Think back to the dating scene. Specifically when you were dating your spouse.
There is something about being in love, new love, that causes us to act a little crazy. We do things for each other that perhaps we wouldn’t for anyone else. We aim to please.
What about when our guys used to hold the door open for us? What about when they’d call us just to talk?
Back in college before we got married, we’d talk on the phone for 3 hours most nights. We made the hour trip almost every weekend to spend a day together. We used to text each other every afternoon at the time that matched our anniversary date. We jumped through hoops to spend more time together.

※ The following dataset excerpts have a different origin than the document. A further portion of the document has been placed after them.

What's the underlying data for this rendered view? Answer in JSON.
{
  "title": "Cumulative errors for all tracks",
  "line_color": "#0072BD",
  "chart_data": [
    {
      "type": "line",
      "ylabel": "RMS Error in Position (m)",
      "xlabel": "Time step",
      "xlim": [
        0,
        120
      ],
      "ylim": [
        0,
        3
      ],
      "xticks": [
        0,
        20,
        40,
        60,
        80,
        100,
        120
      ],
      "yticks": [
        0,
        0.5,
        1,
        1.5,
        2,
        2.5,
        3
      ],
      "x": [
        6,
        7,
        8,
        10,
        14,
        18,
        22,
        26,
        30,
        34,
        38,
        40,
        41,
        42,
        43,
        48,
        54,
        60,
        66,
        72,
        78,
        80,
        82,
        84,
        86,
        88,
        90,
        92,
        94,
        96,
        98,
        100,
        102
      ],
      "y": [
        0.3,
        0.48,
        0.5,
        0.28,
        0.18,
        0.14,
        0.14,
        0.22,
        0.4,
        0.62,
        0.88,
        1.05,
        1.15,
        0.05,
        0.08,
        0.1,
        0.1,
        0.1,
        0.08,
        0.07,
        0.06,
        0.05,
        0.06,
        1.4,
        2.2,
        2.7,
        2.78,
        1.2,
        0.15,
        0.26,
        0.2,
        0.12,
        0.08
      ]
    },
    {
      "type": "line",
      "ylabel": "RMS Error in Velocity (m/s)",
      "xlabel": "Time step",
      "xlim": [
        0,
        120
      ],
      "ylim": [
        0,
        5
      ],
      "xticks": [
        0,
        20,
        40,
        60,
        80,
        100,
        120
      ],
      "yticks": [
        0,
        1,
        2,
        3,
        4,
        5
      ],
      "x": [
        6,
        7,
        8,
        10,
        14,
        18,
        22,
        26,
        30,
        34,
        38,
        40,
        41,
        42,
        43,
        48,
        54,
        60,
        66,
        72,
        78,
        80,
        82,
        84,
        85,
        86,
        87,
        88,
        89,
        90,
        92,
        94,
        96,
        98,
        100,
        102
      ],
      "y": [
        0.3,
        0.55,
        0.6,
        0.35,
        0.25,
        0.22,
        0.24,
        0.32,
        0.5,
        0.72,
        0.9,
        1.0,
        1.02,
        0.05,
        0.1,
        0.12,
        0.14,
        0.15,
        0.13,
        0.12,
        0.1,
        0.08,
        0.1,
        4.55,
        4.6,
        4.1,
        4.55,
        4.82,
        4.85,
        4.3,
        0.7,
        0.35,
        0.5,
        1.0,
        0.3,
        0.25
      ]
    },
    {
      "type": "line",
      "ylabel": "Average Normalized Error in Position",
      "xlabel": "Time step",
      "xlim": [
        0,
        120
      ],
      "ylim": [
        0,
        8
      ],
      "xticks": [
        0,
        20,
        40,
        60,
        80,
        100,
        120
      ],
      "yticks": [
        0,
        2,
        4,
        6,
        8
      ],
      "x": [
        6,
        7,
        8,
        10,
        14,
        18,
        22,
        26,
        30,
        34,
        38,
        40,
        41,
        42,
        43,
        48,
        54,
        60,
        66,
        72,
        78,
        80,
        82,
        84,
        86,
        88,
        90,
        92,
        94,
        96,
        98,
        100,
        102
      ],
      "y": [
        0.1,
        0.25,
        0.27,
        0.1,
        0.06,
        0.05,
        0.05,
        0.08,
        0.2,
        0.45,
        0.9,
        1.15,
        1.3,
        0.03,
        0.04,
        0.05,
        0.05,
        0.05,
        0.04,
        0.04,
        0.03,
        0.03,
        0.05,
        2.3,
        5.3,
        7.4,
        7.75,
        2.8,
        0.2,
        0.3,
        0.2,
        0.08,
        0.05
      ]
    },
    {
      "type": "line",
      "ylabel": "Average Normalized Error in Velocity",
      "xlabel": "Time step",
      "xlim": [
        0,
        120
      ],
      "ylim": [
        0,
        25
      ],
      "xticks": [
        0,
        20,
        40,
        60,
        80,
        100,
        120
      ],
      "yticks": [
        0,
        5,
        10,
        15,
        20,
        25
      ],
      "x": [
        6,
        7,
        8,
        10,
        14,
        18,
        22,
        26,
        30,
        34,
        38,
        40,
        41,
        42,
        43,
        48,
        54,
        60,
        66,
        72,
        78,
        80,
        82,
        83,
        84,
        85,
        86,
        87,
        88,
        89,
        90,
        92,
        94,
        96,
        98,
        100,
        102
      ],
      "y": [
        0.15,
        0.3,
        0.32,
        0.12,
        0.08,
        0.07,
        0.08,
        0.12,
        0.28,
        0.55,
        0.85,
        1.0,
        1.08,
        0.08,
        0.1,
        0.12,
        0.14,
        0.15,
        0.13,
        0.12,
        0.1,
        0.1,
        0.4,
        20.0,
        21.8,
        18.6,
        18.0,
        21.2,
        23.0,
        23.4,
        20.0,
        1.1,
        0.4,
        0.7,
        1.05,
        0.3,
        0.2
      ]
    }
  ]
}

Is there something you used to do for your spouse that you haven’t done in a while? Is there something he hasn’t done for you?
I think back about all of those things and sometimes I get sad. I miss all of those things. I miss the random I love you texts, the 3 hour conversations, and all the fun date nights.
There is no need to be sad about the past though. Sure all of those things would be nice but there are new ways that we show our love. We’re older now, been together a total of almost 16 years in a relationship and friends for 7 years before that. We’ve now known each other for over half of our lives.
Things change. We aren’t in a position where we have 3 hours to talk on the phone. We don’t have to drive an hour to see each other.
Instead we do things like this.
My favorite morning beverage. I don’t drink hot coffee and I rarely drink milk. I somehow fell in love with the caramel Frappe from McDonald’s. It is divine but at over 600 calories, it’s not very healthy. So I started looking around for an alternative. With a tiny bit of milk, ice and some water this delicious caramel drink is my new favorite.
You may ask what this has to do with relationships so I’ll explain.
I came to love this beverage over a year ago. There are 6 packets inside which makes 12 cups of coffee. I have one, maybe two per day. Our local Starbucks quit carrying them. Our local grocer did as well. It turns out it’s somewhat of a seasonal offering from Starbucks here in the summer. Of course this means they are difficult to find in the winter.
My amazing husband treks all over town scooping these up for me when I start to run low. One day he went to 4 different retailers that do carry them year round. These 14 packs of coffee will last me about 168 days.
It’s one of the sweetest things he does to make sure I’m happy. It’s not a long drawn-out conversation (although I still love those). It’s not an hour drive to come visit me.
It is, however, an act of love.
It’s the extra mile I thought I thought I missed. I didn’t miss it. I just didn’t notice that it had changed. It’s now a little bit different but just as special.
I’ve stopped worrying about how things used to be and started noticing the new ways he shows he loves me.
I think it’s easy for us to remember the super romantic acts but what about the every day acts of love we seem to miss?
Is there something special your spouse does for you that maybe you’ve overlooked? I’d love to hear about it!